Agreed. I was going to suggest getting your head examined. Same difference. Especially if you have the Nikon equivalent of what you want with Canon. It is not the brand of camera that makes photos that sell, it is the photog.

That said, I doubt you are going to work both in commercial, fashion and weddings. Do you intend to run 3 very different marketing campaign at the same time? It could get expensive.

The first thing a pro does is not spend money that doesn't need to be spent. Not exactly what you are doing... it seems to me.


----------



## Robin Usagani (Jun 4, 2011)

Maybe op only had a prosumer old nikon and a kit lens.


----------



## jake337 (Jun 4, 2011)

Schwettylens said:


> Maybe op only had a prosumer old nikon and a kit lens.


 
We should bet on it.

I'll go with, they had a d3000.


----------



## MWG (Jun 4, 2011)

Why o why.

I shoot canon, and now feel "trapped".


----------



## EPPhoto (Jun 4, 2011)

Don't switch...my .02¢

Sent from Erics iPhone!   (2) Nikon D300 50mm 1.4, 17-55 2.8, 70-200 2.8VRII, 24-70 2.8, 85mm 1.4, (2) SB900


----------



## cristhefoxian (Jun 4, 2011)

OP here thanks for all your loving support. I have a D300, D90 as Back up. 50 1.4, 17-55 2.8, 70-210, 60 2.8 Macro. Anyone interested in Buying?


----------



## 2WheelPhoto (Jun 4, 2011)

might go quicker in classifieds


----------



## cristhefoxian (Jun 4, 2011)

MWG said:


> Why o why.
> 
> I shoot canon, and now feel "trapped".


 

why do you feel trapped?


----------



## MWG (Jun 4, 2011)

Trapped by my investment in glass.


----------



## cristhefoxian (Jun 4, 2011)

why not?


----------



## Kerbouchard (Jun 4, 2011)

I find it interesting that you have 5k to spend and you think canon somehow has better image quality, but you are using two consumer Nikons.  Yes, the equipment does matter.  But at the top of the line in either canon or nikon, the differences are almost meaningless, except where Nikon is superior.  Pick up a D3S or even a D700.  The only reason that even remotely makes sense to switch would be if you were more interested in video than photography.


----------



## KmH (Jun 4, 2011)

cristhefoxian said:


> Nikon Shooter switching to Canon What Should I get?


:lmao:  Weddings, fashion, commercial. All very technical. Having to ask what to get implies you don't yet really understand the technical aspects of doing photography.

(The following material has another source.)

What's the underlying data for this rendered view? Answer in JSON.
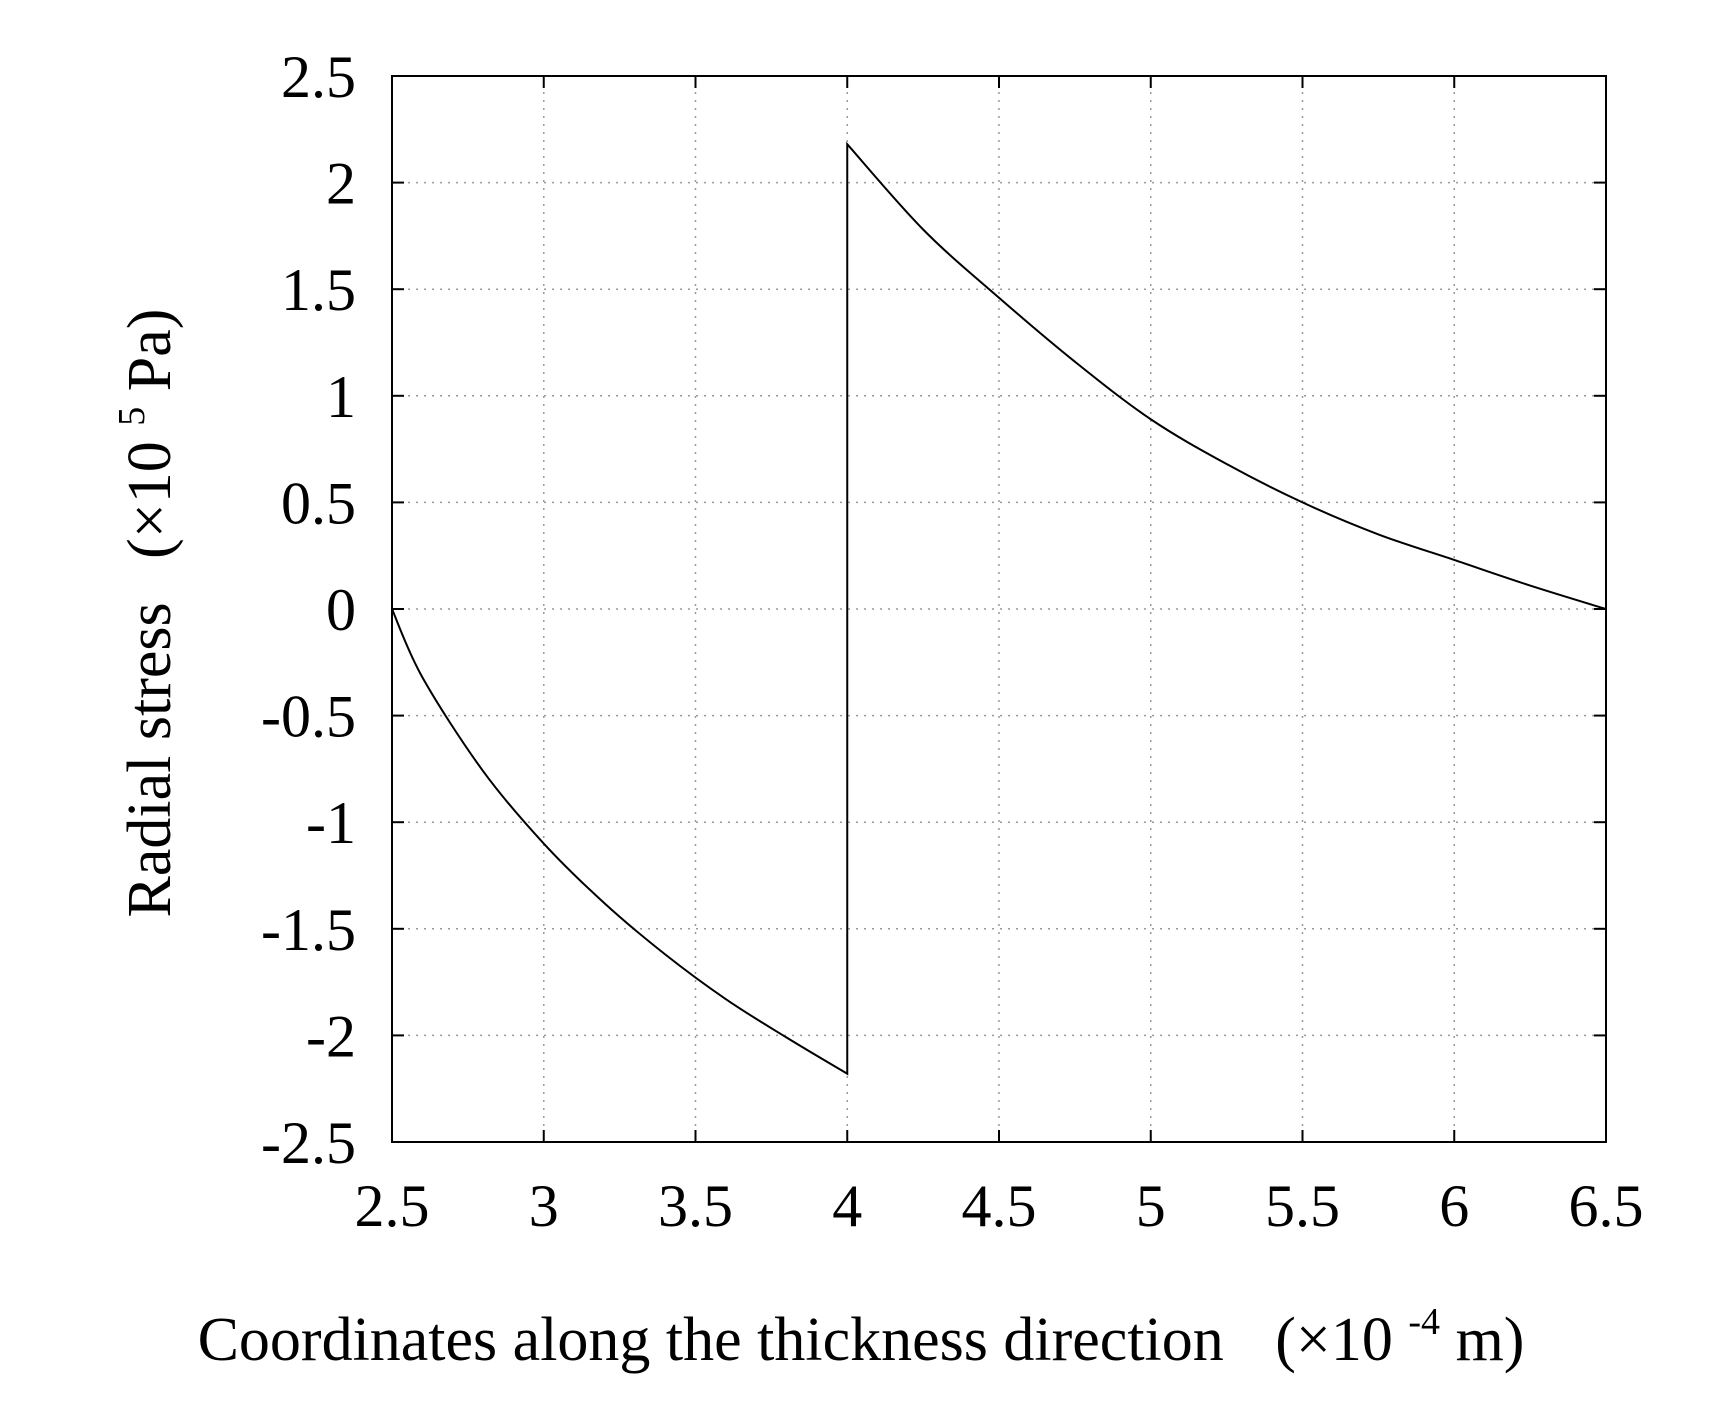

$5000 isn't a great start, but it's a start. You'll need everything you've listed so far, plus at least one backup camera body. Get the 70-200 that has the IS. 

What's your budget for the lighting and grip you'll need to shoot the fashion and commercial stuff?


----------



## Joshonator (Jun 5, 2011)

You might want to also consider the 135mm f2L lens, I've heard great things about it, if that's a useful focal length to you. 

In addition I doubt anyone has a full frame nikon and equivalent value canon equipment so any opinions stated here are most likely pure dogmatism.


----------



## Psytrox (Jun 6, 2011)

Why would you want to switch to a different brand when you're already used to Nikkon's button and menu setup?


----------



## Mike_E (Jun 6, 2011)

You might also want to get a Catzeye focusing screen for both bodies.  Just sayin.


----------



## camz (Jun 7, 2011)

Really if you're switching to Canon, the first thing you should really do is to get a cool looking avatar like mine.


----------



## Derrel (Jun 7, 2011)

Is this a troll post? Are you serious? This has many of the makings for a wind-up post. New poster. Vague idea of what is needed. Big-time professional aspirations in three wildly different fields. A mere $5,000 budget. Something seems oddly amiss to me.


----------